If a very heavy resonance decays like in the Feynman diagram shown below, the two bottom quarks into which the Higgs may decay will be pushed by the energy release to travel almost collinearly, and will thus fragment in what can be observed experimentally as a "fat jet": a single wide energy deposit in the calorimeter, within which some substructure can be detected with the advanced tools that have been developed in the recent past.
Similarly, the two decay products of the W boson are also going to be almost collinear: by detecting an energetic electron or muon, and significant missing transverse energy, one knows very well where the neutrino went, as its longitudinal direction must not be too different from that of the charged lepton.

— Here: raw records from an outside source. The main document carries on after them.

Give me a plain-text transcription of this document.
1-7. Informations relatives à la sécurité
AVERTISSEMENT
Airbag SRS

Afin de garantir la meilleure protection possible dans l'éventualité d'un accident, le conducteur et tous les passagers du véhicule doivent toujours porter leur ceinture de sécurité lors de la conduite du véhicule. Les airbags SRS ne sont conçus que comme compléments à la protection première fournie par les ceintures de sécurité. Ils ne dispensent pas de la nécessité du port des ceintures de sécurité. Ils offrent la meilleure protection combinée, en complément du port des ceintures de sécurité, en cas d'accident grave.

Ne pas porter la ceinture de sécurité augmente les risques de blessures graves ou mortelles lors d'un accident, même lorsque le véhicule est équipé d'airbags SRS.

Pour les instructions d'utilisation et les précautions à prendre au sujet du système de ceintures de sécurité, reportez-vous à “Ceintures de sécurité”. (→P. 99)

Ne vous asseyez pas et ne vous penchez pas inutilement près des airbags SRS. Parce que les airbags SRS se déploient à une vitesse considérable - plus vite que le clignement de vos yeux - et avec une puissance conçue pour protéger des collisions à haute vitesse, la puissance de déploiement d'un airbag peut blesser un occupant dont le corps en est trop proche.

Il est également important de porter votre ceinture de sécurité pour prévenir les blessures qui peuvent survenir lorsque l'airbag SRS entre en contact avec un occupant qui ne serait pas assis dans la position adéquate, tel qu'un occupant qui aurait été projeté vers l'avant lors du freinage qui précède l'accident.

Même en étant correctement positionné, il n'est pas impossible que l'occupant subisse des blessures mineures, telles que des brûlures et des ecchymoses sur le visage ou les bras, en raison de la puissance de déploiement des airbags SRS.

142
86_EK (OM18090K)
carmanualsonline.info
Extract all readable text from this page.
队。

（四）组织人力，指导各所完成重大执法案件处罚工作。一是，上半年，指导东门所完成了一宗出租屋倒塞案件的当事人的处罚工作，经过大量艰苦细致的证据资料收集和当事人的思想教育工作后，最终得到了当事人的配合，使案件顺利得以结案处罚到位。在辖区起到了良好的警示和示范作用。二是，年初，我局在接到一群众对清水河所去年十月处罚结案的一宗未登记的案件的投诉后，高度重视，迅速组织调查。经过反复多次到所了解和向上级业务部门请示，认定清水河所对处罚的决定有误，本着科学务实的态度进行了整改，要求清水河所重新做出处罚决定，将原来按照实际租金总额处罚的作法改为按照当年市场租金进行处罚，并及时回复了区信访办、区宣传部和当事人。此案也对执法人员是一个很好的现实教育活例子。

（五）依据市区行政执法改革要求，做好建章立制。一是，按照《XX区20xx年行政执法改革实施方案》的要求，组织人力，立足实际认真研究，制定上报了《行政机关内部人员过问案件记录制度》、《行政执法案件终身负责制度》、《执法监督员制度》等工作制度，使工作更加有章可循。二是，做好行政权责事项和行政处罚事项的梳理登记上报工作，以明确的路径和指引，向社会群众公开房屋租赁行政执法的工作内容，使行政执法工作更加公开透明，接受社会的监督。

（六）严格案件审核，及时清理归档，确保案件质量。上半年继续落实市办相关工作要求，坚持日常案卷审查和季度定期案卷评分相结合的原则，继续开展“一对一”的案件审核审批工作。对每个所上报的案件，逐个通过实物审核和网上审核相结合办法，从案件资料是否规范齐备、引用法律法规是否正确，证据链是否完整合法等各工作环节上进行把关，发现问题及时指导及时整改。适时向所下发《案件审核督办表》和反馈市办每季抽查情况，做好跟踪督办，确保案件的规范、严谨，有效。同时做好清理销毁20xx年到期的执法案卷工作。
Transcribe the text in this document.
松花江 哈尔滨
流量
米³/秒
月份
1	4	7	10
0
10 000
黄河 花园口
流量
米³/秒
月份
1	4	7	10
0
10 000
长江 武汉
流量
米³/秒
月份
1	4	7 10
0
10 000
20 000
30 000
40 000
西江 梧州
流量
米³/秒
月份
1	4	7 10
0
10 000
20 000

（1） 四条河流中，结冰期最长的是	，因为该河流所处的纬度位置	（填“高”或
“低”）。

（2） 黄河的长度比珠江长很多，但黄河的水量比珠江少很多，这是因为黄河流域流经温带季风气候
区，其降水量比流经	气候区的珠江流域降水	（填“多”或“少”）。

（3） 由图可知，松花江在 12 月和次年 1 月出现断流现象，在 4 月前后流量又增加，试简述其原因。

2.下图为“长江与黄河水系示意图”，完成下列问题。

The quite special nature of the signature described above makes these events quite rare. In fact, one expects less than one background event with a total WH invariant mass above 1.5 TeV.

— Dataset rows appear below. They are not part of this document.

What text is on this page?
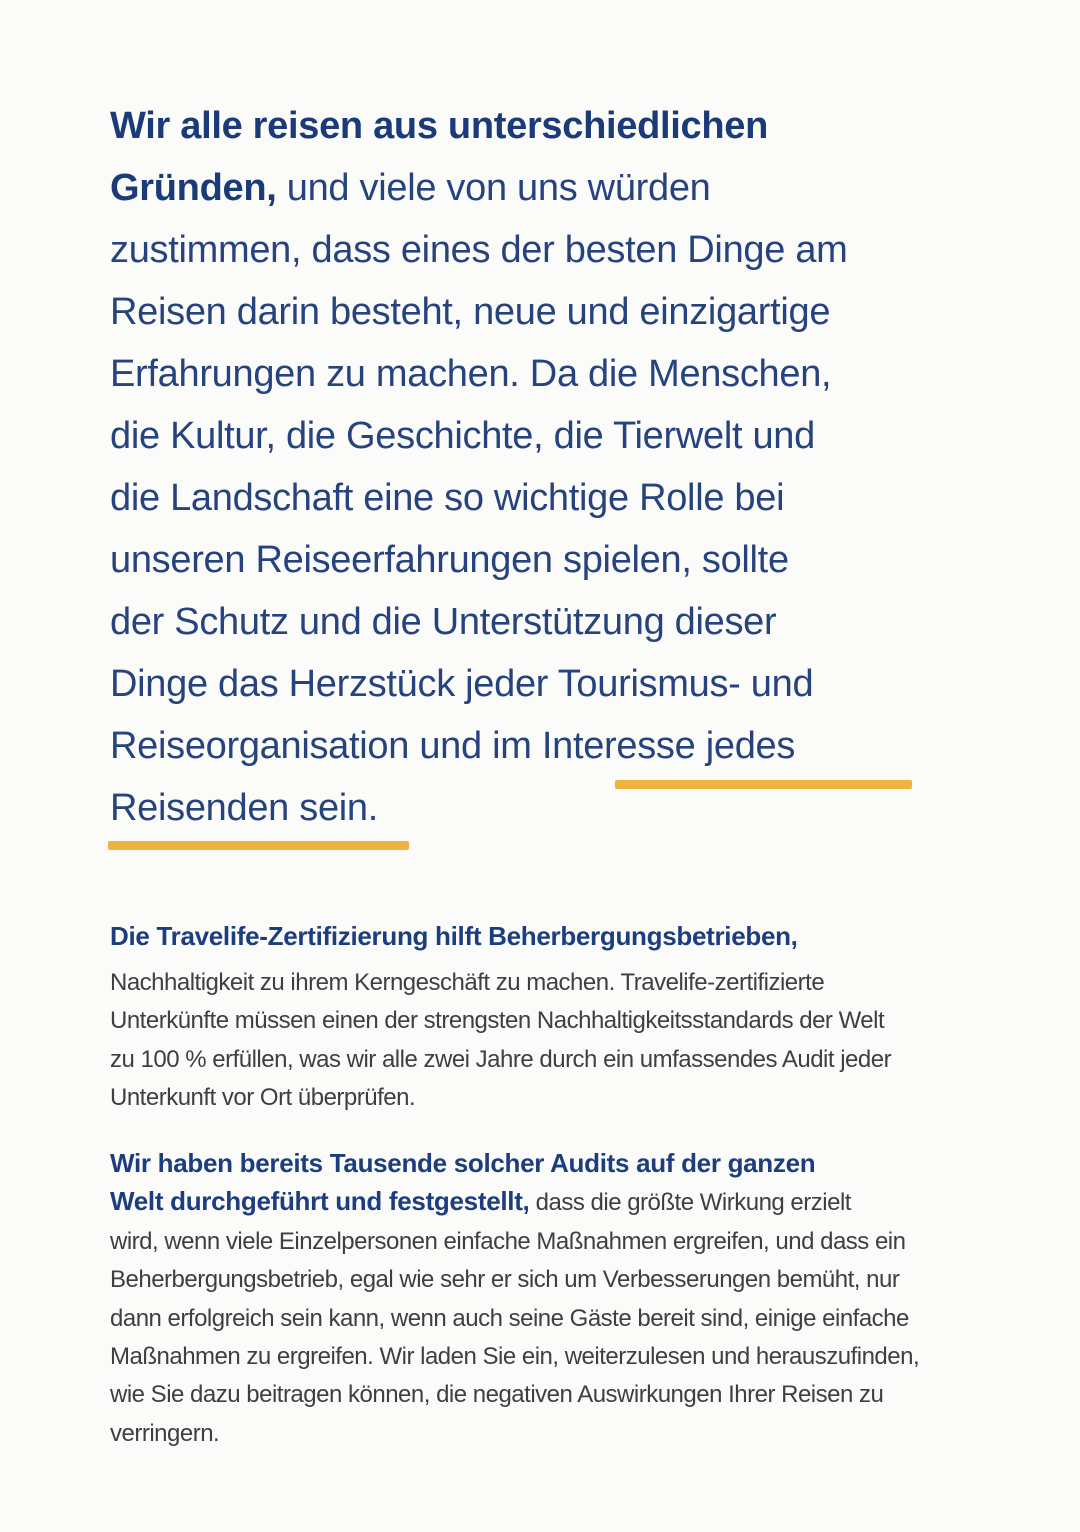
Wir alle reisen aus unterschiedlichen
Gründen, und viele von uns würden
zustimmen, dass eines der besten Dinge am
Reisen darin besteht, neue und einzigartige
Erfahrungen zu machen. Da die Menschen,
die Kultur, die Geschichte, die Tierwelt und
die Landschaft eine so wichtige Rolle bei
unseren Reiseerfahrungen spielen, sollte
der Schutz und die Unterstützung dieser
Dinge das Herzstück jeder Tourismus- und
Reiseorganisation und im Interesse jedes
Reisenden sein.
Die Travelife-Zertifizierung hilft Beherbergungsbetrieben,
Nachhaltigkeit zu ihrem Kerngeschäft zu machen. Travelife-zertifizierte
Unterkünfte müssen einen der strengsten Nachhaltigkeitsstandards der Welt
zu 100 % erfüllen, was wir alle zwei Jahre durch ein umfassendes Audit jeder
Unterkunft vor Ort überprüfen.
Wir haben bereits Tausende solcher Audits auf der ganzen
Welt durchgeführt und festgestellt, dass die größte Wirkung erzielt
wird, wenn viele Einzelpersonen einfache Maßnahmen ergreifen, und dass ein
Beherbergungsbetrieb, egal wie sehr er sich um Verbesserungen bemüht, nur
dann erfolgreich sein kann, wenn auch seine Gäste bereit sind, einige einfache
Maßnahmen zu ergreifen. Wir laden Sie ein, weiterzulesen und herauszufinden,
wie Sie dazu beitragen können, die negativen Auswirkungen Ihrer Reisen zu
verringern.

On the other hand, a signal would be reconstructed as a narrow peak in the mass distribution. How narrow ? Well, you can see for yourself in the distributions below: a tentative signal from a W' resonance decaying to WH is drawn as the Gaussian-like curves in black.
The figure shows the data selected by the CMS search (black points with error bars), which applies b-tagging within the fat jet, a selection aimed at detecting the kind of sub-structure expected for a Higgs boson, plus a series of kinematical selection cuts aimed at reducing backgrounds (coloured functions stacked one over the other, with a grey uncertainty band on top).
Electron (on the right) and muon (left) events are considered separately, as the leptons carry along different background contamination and have a different measurement resolution which is especially important at high energy.
If you look at those distributions with a sceptical eye, you will probably say "so what?". Indeed, there is not much to say: the muon data appears to follow closely the background expectation; the electron data is just a bit wierder, with a different slope and with three events piling up in a single lonely bin at 1800 GeV. What to make of it ?
Of course, one can compute the local significance of that excess in many ways. One could ask "what is the probability that I see three events in that bin, when I just expect 0.07 (with some 50% or larger uncertainty) from background sources?". That number would be in the whereabouts of three standard deviations, but the question is a very silly one. Who cares about events piling up here or there, or spreading evenly, or in every third bin ?
What we care for is a reasonable hypothesis - an exciting one, if possible - about the provenance of those events. So one can try to fit them to a W' decay shape, obtaining a local significance of about 2.9 standard deviations. Taking however into account the fact that no signal is observed in the muon channel, and the fact that we did not know where to look for a signal beforehand (the look-elsewhere effect), one ends up with a global significance of the CMS data amounting to 1.9 standard deviations. Nothing exciting, really - something which should be expected to happen one in twenty times or so.
And yet, many are looking forward to the new data to see if more events will be found piling up in that 1.8 TeV region. Indeed, there are reasons for this. The ATLAS collaboration has recently released the result of a different search for resonances decaying to pairs of boosted objects, finding 3-sigmaish local effects in more or less the same mass range. Could it be that our teachers, who taught us that since we were children that "new physics will show up at the TeV scale" were just wrong by a factor of two ? That is the question we should be asking.
Hopefully, we will get a tentative answer in less than six months. And more questions, too. Because science progresses by asking relevant questions much more than it does by providing answers.